Traduction par Paul Largillière.
Librairie H. Oudin, éditeur (p. 1-2).


LE PRINCE


ET LE PAUVRE



CHAPITRE I.

NAISSANCE DU PRINCE ET DU PAUVRE.


Dans l’antique Cité de Londres, par un beau jour d’automne du second quart du seizième siècle, naquit à une famille pauvre du nom de Canty un garçon dont elle n’avait que faire. Le même jour un autre enfant anglais naissait à une famille riche du nom de Tudor, qui aurait pu difficilement se passer de lui. Toute l’Angleterre, d’ailleurs, le réclamait avec impatience. L’Angleterre l’avait si longtemps attendu, elle l’avait tant souhaité, elle avait tant prié Dieu de le lui accorder que, maintenant qu’il était là, le peuple était presque fou de contentement. Des gens qui se connaissaient à peine se sautaient au cou et s’embrassaient en pleurant. Tout le monde chômait. Grands et petits, riches et pauvres festoyaient, dansaient, chantaient, s’attendrissaient.
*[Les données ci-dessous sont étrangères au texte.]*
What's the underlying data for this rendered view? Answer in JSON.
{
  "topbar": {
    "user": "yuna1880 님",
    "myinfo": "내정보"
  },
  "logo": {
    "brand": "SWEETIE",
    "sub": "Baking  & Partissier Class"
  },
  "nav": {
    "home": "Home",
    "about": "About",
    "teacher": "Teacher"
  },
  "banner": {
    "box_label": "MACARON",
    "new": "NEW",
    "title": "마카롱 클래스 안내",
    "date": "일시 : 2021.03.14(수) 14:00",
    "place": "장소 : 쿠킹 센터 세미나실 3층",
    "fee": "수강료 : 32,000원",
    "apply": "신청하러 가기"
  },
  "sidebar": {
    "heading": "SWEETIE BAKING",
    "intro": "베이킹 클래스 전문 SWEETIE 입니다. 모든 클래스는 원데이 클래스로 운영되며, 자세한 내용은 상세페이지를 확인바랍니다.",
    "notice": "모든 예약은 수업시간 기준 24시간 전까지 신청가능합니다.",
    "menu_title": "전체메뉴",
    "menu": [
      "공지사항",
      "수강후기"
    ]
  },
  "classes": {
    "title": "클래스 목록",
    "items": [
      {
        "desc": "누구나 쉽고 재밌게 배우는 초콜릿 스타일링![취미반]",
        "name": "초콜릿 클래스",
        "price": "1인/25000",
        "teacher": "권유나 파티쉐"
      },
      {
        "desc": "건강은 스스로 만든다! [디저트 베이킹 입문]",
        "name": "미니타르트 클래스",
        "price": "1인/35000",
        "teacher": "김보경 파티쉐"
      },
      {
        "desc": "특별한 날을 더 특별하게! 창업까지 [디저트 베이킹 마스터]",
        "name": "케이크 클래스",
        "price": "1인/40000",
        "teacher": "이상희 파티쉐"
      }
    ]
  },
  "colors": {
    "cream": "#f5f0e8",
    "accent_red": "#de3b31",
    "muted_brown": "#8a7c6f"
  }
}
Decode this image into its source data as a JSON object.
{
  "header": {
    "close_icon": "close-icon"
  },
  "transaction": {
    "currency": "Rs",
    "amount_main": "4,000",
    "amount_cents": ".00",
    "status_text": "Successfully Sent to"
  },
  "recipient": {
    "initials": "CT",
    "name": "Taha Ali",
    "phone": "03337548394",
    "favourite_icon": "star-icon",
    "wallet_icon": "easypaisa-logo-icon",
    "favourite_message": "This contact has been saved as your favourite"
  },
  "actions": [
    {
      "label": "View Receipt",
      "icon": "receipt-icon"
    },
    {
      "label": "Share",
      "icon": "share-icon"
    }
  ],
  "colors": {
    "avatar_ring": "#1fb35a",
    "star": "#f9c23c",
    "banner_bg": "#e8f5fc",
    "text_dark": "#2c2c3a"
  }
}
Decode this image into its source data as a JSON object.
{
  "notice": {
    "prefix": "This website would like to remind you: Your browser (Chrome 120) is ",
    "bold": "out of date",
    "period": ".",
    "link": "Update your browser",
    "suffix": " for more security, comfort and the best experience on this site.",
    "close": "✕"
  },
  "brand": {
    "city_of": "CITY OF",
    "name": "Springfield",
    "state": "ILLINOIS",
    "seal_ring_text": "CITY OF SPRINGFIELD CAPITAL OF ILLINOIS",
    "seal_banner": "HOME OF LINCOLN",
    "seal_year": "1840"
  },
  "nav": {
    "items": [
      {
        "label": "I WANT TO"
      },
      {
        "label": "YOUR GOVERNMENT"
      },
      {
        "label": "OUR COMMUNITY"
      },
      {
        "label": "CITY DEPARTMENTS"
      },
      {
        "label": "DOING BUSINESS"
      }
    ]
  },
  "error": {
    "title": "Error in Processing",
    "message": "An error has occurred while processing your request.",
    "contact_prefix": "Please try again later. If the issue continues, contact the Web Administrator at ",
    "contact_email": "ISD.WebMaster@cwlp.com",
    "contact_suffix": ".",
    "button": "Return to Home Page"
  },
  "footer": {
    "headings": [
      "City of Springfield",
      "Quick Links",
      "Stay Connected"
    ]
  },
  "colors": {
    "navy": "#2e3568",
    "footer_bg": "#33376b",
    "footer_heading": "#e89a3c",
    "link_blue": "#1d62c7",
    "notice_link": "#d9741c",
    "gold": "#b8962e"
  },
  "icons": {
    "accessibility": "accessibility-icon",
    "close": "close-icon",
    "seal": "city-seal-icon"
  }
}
Cela dura plusieurs jours et plusieurs nuits. Le jour, Londres était splendide à voir : ce n’étaient que gais drapeaux flottant à tous les balcons et sur tous les toits, superbes cortèges marchant processionnellement. La nuit, le spectacle n’était pas moins magnifique : partout, au coin des rues, flambaient de grands feux de joie, et la foule, qui se pressait autour, éclatait en bruyants transports d’allégresse. Dans toute l’Angleterre, il n’y avait qu’une voix pour conter merveille du nouveau-né, de cet Édouard Tudor, qui se nommait aussi le prince de Galles. Quant à lui, emmaillotté dans ses langes de satin et de soie, inconscient de tout ce tapage, il regardait avec de grands yeux, sans y rien comprendre, les beaux seigneurs et les belles dames qui le soignaient, le veillaient ou ne le veillaient pas — ce qui, au reste, lui était égal. Mais personne ne parlait de l’autre bébé, de ce Tom Canty, empaqueté dans ses pauvres guenilles, et si malencontreusement tombé comme une tuile parmi les misérables qui déjà ne s’accommodaient guère à leur sort.